Cela peut sembler être un film, mais reconstituer en détail le visage d'un criminel à partir d'un échantillon d'ADN laissé sur une scène de crime peut devenir une pratique courante bien plus rapidement que nous ne le pensions. Selon des témoignages de la série «Attraper les criminels de l'histoire: l'histoire de la criminalistique» de la BBC, ce type de technologie a beaucoup progressé ces dernières années et a déjà donné des résultats intéressants.

En 2012, nous avions déjà discuté ici, chez Mega Curious, de la façon dont les scientifiques pourraient utiliser cinq gènes spécifiques pour déterminer certaines caractéristiques du visage d'une personne - cliquez ici pour le vérifier. Les chercheurs ont maintenant été en mesure d'identifier 20 gènes pour prédire des traits encore plus détaillés sur la base d'échantillons d'ADN.

Modèle de visage fabriqué uniquement à partir d'un échantillon d'ADN

Un effort conjoint de Peter Claes de l'Université de Louvain, en Belgique, et de chercheurs des États-Unis a abouti à la création d'une base de données combinant les caractéristiques spécifiques du visage humain avec toutes les variations de ces 20 gènes. Fondamentalement, l’idée est de voir quelle option est présente dans l’échantillon d’ADN analysé et d’utiliser le système pour trouver le visage avec le même code génétique pour ce trait.

Exemple réel

Afin de démontrer l'efficacité du processus, la BBC a envoyé au groupe de scientifiques belges un échantillon de salive du chirurgien Gabriel Weston, le tout sans mentionner le nom du "cobaye". À partir de l'ADN obtenu, les érudits ont modélisé la formation de son visage, avec notamment des sourcils légèrement en avant et un menton tout aussi proéminent.

Selon Claes, le volontaire aurait également tendance à avoir les joues droites, mais il s’agit d’un domaine compliqué du fait qu’il est fortement influencé par le régime alimentaire de chaque personne. Lorsque le visage prédit basé sur l'ADN est superposé à une photo réelle de Weston, vous pouvez voir que des fonctions telles que les yeux, le nez, la bouche et le menton sont toutes en place, mais que d'autres détails apparaissent légèrement plus arrondis que dans la réalité.

À gauche: photo réelle de Gabriel Weston; à droite: modèle de scientifique superposé à une autre photo du médecin

Le chercheur fait remarquer que l’idée n’est pas d’imprimer un portrait des suspects à la divulgation de la police - du moins pour le moment. «Je lui parlerais [l'enquêteur] et lui dirais: 'Vous recherchez une femme avec des structures de menton et de sourcil très spécifiques.
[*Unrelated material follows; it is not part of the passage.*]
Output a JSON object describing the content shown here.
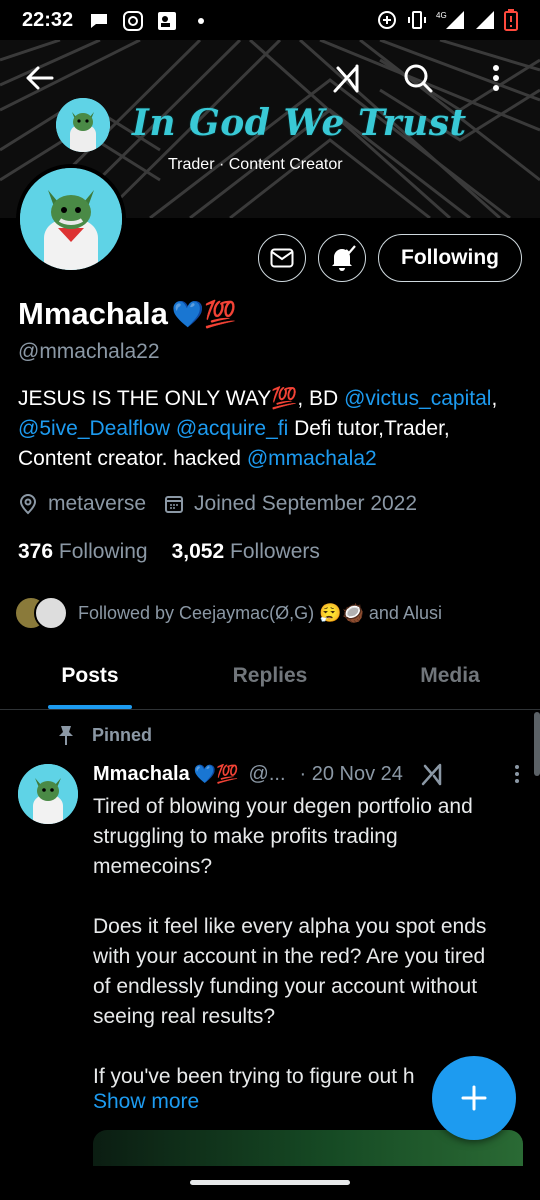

Donc, si vous avez connu des suspects ou des candidats correspondant à cette description, concentrez-vous sur eux », explique Claes.

Un gène à la fois

Bien que les résultats ne soient pas encore optimaux, les groupes de scientifiques impliqués travaillent à poursuivre le développement de la technologie. Les plans actuels incluent l'augmentation progressive du nombre de gènes dans la base de données de 20 à 200, ce qui promet de rendre les "portraits parlés" génétiques de plus en plus précis.